*Disclosure: I received a free Rosetta Stone for review purposes and am being compensated for my time. I am not required to give a positive review. As always, I am sharing my honest opinion with you.
My husband’s boss is French Canadian. He flies down a couple of times a month to check on his business, and it is always so much fun to chat with him because of his lovely accent. He will sometimes pause mid-sentence to try and remember the correct English word. We thought it would be a hoot to secretly learn French as a family and surprise him!
Our original plan was to use an inexpensive program that I picked up at Costco a couple of years ago for my high schooler, as well as a free online site that she had been using. I was overjoyed when I learned that we had an opportunity to review Rosetta Stone Language for Homeschool. Now I would be able to compare the three and see if Rosetta Stone was really worth the money.
Rosetta Stone Homeschool
We received Rosetta Stone Homeschool Level 1 French to review. The homeschool version allows up to 5 users on two computers. It comes with a very handy parent’s guide that contains several different lesson plan schedules. I have the choice of assigning my kids a full year curriculum, or choosing a particular focus like reading, speaking, or listening.

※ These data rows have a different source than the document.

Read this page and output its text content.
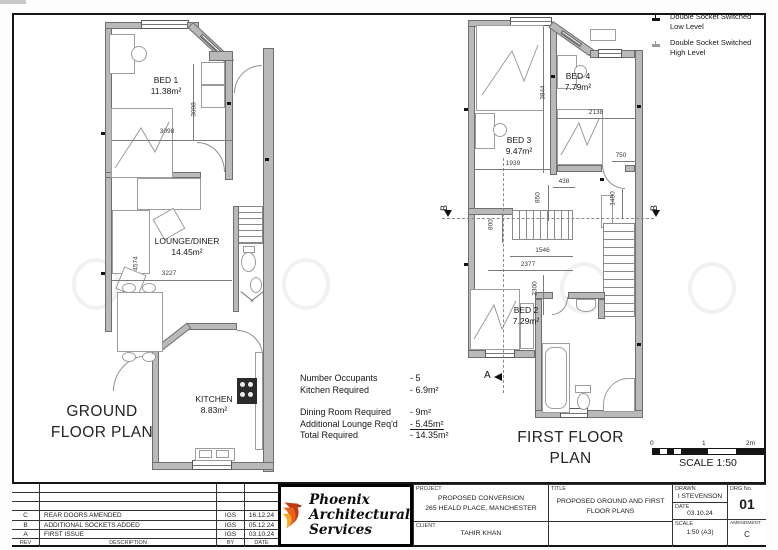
3098
3098
4574
3227
BED 1
11.38m²
LOUNGE/DINER
14.45m²
KITCHEN
8.83m²
B	B
A
3844
2138
750
1939
438
850
800
1450
1546
2377
2300
BED 3
9.47m²
BED 4
7.79m²
BED 2
7.29m²
GROUND
FLOOR PLAN	FIRST FLOOR
PLAN
Number Occupants	- 5
Kitchen Required	- 6.9m²
Dining Room Required - 9m²
Additional Lounge Req'd - 5.45m²
Total Required	- 14.35m²
Double Socket Switched
Low Level
Double Socket Switched
High Level
0	1	2m
SCALE 1:50
C	REAR DOORS AMENDED	IGS	16.12.24
B	ADDITIONAL SOCKETS ADDED	IGS	05.12.24
A	FIRST ISSUE	IGS	03.10.24
REV	DESCRIPTION	BY	DATE
Phoenix
Architectural
Services
PROJECT
PROPOSED CONVERSION
265 HEALD PLACE, MANCHESTER
CLIENT
TAHIR KHAN
TITLE
PROPOSED GROUND AND FIRST
FLOOR PLANS
DRAWN
I STEVENSON
DATE
03.10.24
SCALE
1:50 (A3)
DRG No.
01
AMENDMENT
C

The Rosetta Stone French Homeschool program includes:
- Interactive Software with Parent Administrative Tools
- USB Headset with Microphone
- Audio Companion CDs – this is going on our upcoming road trip
- Supplemental Education Materials CD – worksheets, quizzes, course contents
- User’s Guide
- Parent’s Guide
What I Like About Rosetta Stone Homeschool
Independent Learning ~ My 10, 12 and 18 yr olds volunteered to test it out. Once I set the program up and we figured out how to use it (thank you User’s Guide!), I haven’t had to help anyone with their lessons. So great! In order to maintain transparency, I’ll tell you that I never had to help my daughter with the other two programs either. The difference –> I know exactly how my kids are progressing through Rosetta Stone by looking at the Parent Administrative section. I never had a clue what my daughter was learning with the other programs, or how much time was actually spent.
Language Immersion ~ English is not spoken during these lessons. A word or phrase is given along with a picture of the object or action. You are then given more pictures and must match up the correct phrase with each picture. This really challenges my kids to think about the connections between the words and the images.
Microphone Headset ~ First of all, it is nice! This headset didn’t come from the dollar store. The voice recognition aspect of this program is the key to its success. My kids cannot move on to the next lesson unless they pronounce the words correctly. I don’t have to monitor the lessons to make sure everyone is understanding. Note: This feature could be frustrating for a child with a major speech impediment.
Supplemental Materials ~ The pdf files for corresponding worksheets and quizzes are so helpful. I had a very hard time finding printables for my daughter to use last year so I could have something for her portfolio. The course content sheets list all of the words/phrases introduced in each lesson. We will be using these as study guides.
I was kind of afraid that my younger kids might balk at adding French into their school day. Not only did that not happen, but my 10 yr old begs to do it. She even uses some of her coveted Minecraft time to do extra lessons. That right there makes Rosetta Stone Language for Homeschool worth the money!